When building an object identifier sync pipeline, there are a bunch of other tasks that you may need to do that Glass Onion does not provide support for: deduplication, false positive detection, etc. A example workflow can be found in the integration guide. Our Getting Started page provides a simpler example that allows you to get up and running with Glass Onion quickly.
Please note: this package simply combines common synchronization techniques to get the closest match for two objects from different data providers. The accuracy of these matches is not necessarily guaranteed. Please review matches for accuracy (either as part of your pipeline or manually).
Installation
The source code is hosted on GitHub at: https://github.com/USSoccerFederation/glass_onion.

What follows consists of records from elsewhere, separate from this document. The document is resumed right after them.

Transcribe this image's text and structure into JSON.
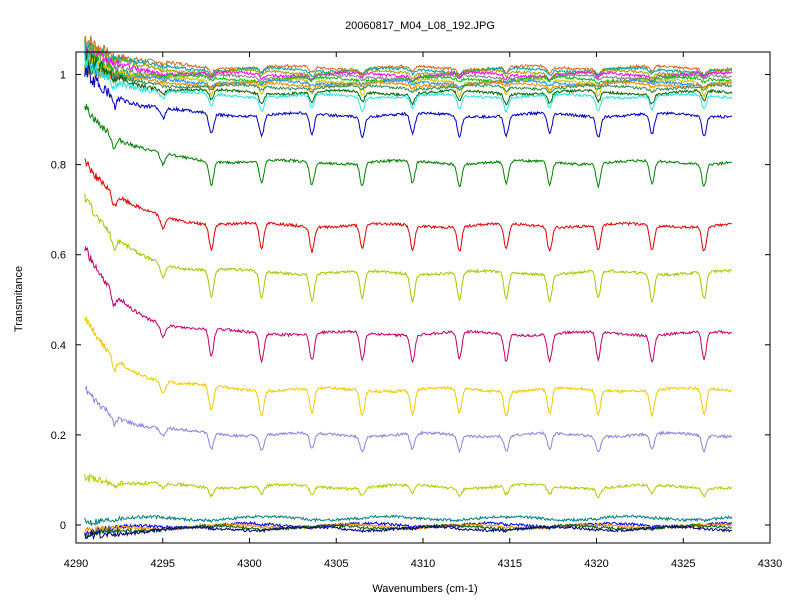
{
  "chart_data": {
    "type": "line",
    "title": "20060817_M04_L08_192.JPG",
    "xlabel": "Wavenumbers (cm-1)",
    "ylabel": "Transmitance",
    "xlim": [
      4290,
      4330
    ],
    "ylim": [
      -0.04,
      1.05
    ],
    "grid": false,
    "legend": "none",
    "x_ticks": [
      "4290",
      "4295",
      "4300",
      "4305",
      "4310",
      "4315",
      "4320",
      "4325",
      "4330"
    ],
    "y_ticks": [
      "0",
      "0.2",
      "0.4",
      "0.6",
      "0.8",
      "1"
    ],
    "x_data_range": [
      4290.5,
      4327.8
    ],
    "absorption_lines": [
      4292.2,
      4295.0,
      4297.8,
      4300.7,
      4303.6,
      4306.5,
      4309.4,
      4312.1,
      4314.8,
      4317.3,
      4320.1,
      4323.2,
      4326.2
    ],
    "series": [
      {
        "color": "#d2691e",
        "baseline": 1.015,
        "drift": 0.07,
        "depth": 0.012
      },
      {
        "color": "#00a0a0",
        "baseline": 1.01,
        "drift": 0.06,
        "depth": 0.01
      },
      {
        "color": "#a0a000",
        "baseline": 1.005,
        "drift": 0.06,
        "depth": 0.012
      },
      {
        "color": "#ff00ff",
        "baseline": 1.0,
        "drift": 0.05,
        "depth": 0.01
      },
      {
        "color": "#808080",
        "baseline": 0.995,
        "drift": 0.05,
        "depth": 0.008
      },
      {
        "color": "#00c000",
        "baseline": 0.99,
        "drift": 0.05,
        "depth": 0.008
      },
      {
        "color": "#d4c000",
        "baseline": 0.985,
        "drift": 0.05,
        "depth": 0.03
      },
      {
        "color": "#1e90ff",
        "baseline": 0.982,
        "drift": 0.04,
        "depth": 0.006
      },
      {
        "color": "#ff8c00",
        "baseline": 0.978,
        "drift": 0.04,
        "depth": 0.006
      },
      {
        "color": "#2e8b57",
        "baseline": 0.972,
        "drift": 0.05,
        "depth": 0.008
      },
      {
        "color": "#006400",
        "baseline": 0.96,
        "drift": 0.08,
        "depth": 0.022
      },
      {
        "color": "#30e0e0",
        "baseline": 0.952,
        "drift": 0.08,
        "depth": 0.03
      },
      {
        "color": "#0000c0",
        "baseline": 0.91,
        "drift": 0.1,
        "depth": 0.045
      },
      {
        "color": "#008000",
        "baseline": 0.805,
        "drift": 0.13,
        "depth": 0.05
      },
      {
        "color": "#e00000",
        "baseline": 0.665,
        "drift": 0.15,
        "depth": 0.055
      },
      {
        "color": "#a0c800",
        "baseline": 0.56,
        "drift": 0.17,
        "depth": 0.06
      },
      {
        "color": "#c0006e",
        "baseline": 0.425,
        "drift": 0.19,
        "depth": 0.06
      },
      {
        "color": "#f0c800",
        "baseline": 0.3,
        "drift": 0.16,
        "depth": 0.055
      },
      {
        "color": "#9080e0",
        "baseline": 0.2,
        "drift": 0.1,
        "depth": 0.035
      },
      {
        "color": "#b4c800",
        "baseline": 0.085,
        "drift": 0.025,
        "depth": 0.018
      },
      {
        "color": "#008080",
        "baseline": 0.015,
        "drift": -0.005,
        "depth": 0.002
      },
      {
        "color": "#0000ff",
        "baseline": 0.0,
        "drift": -0.02,
        "depth": 0.003
      },
      {
        "color": "#ff8c00",
        "baseline": -0.003,
        "drift": -0.015,
        "depth": 0.002
      },
      {
        "color": "#006400",
        "baseline": -0.005,
        "drift": -0.02,
        "depth": 0.002
      },
      {
        "color": "#000080",
        "baseline": -0.008,
        "drift": -0.02,
        "depth": 0.002
      }
    ]
  }
}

The easiest way to install Glass Onion is via uv or pip:
You can also install the package from GitHub for the latest updates:
uv pip install "git+https://github.com/USSoccerFederation/glass_onion"
pip install git+https://github.com/USSoccerFederation/glass_onion.git
For more details, refer to the installation guide.
Background
The idea for this package and its public release started with this 2022 blog post by @UnravelSports. Identifier synchronization is one of the most common problems that soccer analytics groups run into, mostly because it seems unique to soccer (at least, across the major sports): in other (read: American) sports, the organizing body (NFL, MLB, NBA, etc) uniquely identifies players and forces (or at least seems to) data providers to use those identifiers in their datasets. Every club that has multiple data subscriptions has to build their own solution to this problem (or manually synchronize players via spreadsheet) that fits into their ETL system, but few are publicly discussed and open-source (the main exception being that of Parma Calcio in Italy: https://github.com/parmacalcio1913/players-matcher).
Our hope is this package will help new data analysts and analytics groups get up to speed more quickly and deliver more robust reports that integrate all of their data sources.
Methodology
Please see the docs.
Contributing
All contributions, bug reports, bug fixes, documentation improvements, enhancements, and ideas are welcome. More information can be found in the contributing guide.
License
Glass Onion is distributed under the terms of the BSD 3 license.
Why the name Glass Onion?
Syncing identifiers is often fragile because of the human error involved in recording object names and metadata. It also often takes multiple approaches layers to synchronize objects. So: glass onion.